Fiber is one of the most important dietary components for keeping your gut working optimally. The recommended daily fiber intake is 25g, which is above the average amount consumed by most Americans. Good bacteria in the GI tract thrive on fiber and it keeps your gut moving. Try increasing your fiber intake through dietary sources such as beans, leafy greens, and whole grains. You can also supplement with OTC products like Benefiber, Citrucel, or Metamucil, which work best when used on a daily basis.
If you are prone to gas and bloating, try minimizing foods that contain high amounts of fructose, which is a sugar commonly found in fruit and honey. Fruits with high amounts of fructose include apples, pears, and mangos. Artificial sweeteners, chewing gum, and drinking carbonated beverages commonly worsen gas and bloating as well.
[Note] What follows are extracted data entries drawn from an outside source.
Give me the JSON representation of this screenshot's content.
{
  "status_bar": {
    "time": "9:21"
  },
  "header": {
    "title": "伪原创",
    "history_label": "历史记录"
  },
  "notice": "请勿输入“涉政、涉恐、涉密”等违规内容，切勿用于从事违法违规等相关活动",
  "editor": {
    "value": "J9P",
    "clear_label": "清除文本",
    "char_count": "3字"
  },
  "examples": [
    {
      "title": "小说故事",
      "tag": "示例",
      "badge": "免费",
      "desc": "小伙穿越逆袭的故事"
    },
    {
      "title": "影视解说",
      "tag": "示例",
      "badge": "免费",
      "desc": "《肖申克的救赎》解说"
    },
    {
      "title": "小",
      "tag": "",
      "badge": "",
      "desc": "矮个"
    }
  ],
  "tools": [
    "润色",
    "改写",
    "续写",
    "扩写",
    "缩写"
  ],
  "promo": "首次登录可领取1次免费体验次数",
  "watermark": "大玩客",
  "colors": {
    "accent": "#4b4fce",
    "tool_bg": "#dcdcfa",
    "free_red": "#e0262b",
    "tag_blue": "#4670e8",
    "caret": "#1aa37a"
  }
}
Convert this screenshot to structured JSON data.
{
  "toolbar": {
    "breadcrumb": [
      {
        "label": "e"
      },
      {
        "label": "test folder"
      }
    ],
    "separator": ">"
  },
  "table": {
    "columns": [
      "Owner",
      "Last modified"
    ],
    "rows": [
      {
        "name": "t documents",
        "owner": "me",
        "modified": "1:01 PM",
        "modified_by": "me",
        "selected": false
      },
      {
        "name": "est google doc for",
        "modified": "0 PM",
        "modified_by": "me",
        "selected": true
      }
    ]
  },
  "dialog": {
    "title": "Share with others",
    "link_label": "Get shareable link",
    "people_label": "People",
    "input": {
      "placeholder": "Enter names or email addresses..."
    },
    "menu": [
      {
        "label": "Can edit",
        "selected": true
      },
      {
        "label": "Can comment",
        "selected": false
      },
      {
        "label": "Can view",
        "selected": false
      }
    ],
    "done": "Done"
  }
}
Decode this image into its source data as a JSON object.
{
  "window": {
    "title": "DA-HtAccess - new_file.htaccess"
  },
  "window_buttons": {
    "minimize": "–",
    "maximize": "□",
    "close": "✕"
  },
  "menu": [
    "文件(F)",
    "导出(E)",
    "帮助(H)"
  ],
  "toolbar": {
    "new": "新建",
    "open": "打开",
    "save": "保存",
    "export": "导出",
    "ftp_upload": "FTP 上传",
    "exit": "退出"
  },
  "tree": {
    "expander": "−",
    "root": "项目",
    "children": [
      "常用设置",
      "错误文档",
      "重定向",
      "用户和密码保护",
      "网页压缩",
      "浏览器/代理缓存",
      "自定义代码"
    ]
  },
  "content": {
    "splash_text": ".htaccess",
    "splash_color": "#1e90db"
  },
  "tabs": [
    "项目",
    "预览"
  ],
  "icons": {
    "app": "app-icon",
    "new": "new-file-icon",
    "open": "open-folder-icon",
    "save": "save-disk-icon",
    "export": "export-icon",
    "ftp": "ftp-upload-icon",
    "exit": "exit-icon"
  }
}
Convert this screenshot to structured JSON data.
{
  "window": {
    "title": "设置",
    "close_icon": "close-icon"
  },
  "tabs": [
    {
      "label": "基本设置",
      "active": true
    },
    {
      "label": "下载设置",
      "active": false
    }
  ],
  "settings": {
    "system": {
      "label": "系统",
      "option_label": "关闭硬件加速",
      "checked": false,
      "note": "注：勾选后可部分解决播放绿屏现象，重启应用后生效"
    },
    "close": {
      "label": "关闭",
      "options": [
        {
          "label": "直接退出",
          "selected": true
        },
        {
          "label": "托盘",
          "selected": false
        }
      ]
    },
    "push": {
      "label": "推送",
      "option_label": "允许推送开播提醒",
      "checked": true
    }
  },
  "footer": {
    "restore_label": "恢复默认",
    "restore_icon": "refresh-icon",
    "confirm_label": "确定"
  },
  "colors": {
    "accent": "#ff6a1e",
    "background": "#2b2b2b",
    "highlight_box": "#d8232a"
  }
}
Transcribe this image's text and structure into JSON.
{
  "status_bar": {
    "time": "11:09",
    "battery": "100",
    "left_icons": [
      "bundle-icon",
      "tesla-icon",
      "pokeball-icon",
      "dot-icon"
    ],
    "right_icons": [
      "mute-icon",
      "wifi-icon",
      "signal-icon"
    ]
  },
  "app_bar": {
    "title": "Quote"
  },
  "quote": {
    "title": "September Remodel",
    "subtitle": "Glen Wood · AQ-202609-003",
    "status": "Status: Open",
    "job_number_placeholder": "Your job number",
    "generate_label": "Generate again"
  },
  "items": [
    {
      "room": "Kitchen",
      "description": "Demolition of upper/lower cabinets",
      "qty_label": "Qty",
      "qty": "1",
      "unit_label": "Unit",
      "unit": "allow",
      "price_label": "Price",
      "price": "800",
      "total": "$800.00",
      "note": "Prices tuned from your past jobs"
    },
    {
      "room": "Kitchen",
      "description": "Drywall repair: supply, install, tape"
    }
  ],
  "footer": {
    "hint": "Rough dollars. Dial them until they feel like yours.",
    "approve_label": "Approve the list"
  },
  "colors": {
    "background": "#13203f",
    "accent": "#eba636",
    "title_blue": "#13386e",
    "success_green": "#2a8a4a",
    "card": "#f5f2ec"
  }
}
If you have a history of reflux, there are also specific things you can do and foods you should minimize. In particular, try to maintain a healthy weight, avoid overeating, and avoid eating within 2-3 hours before bedtime. Dietary triggers that can exacerbate symptoms include alcohol, caffeine, carbonated beverages, tomatoes and tomato products (like red sauce), garlic, onions (especially raw), citrus, chocolate, and mint. Smoking also exacerbates reflux and is associated with an increased risk for esophageal cancer (among other types of cancer).
Physical activity is also important! Research has shown that minimizing your time spent sitting reduces the risk of colon cancer. It also helps maintain a healthy weight, and keep your GI tract moving if you tend to be constipated.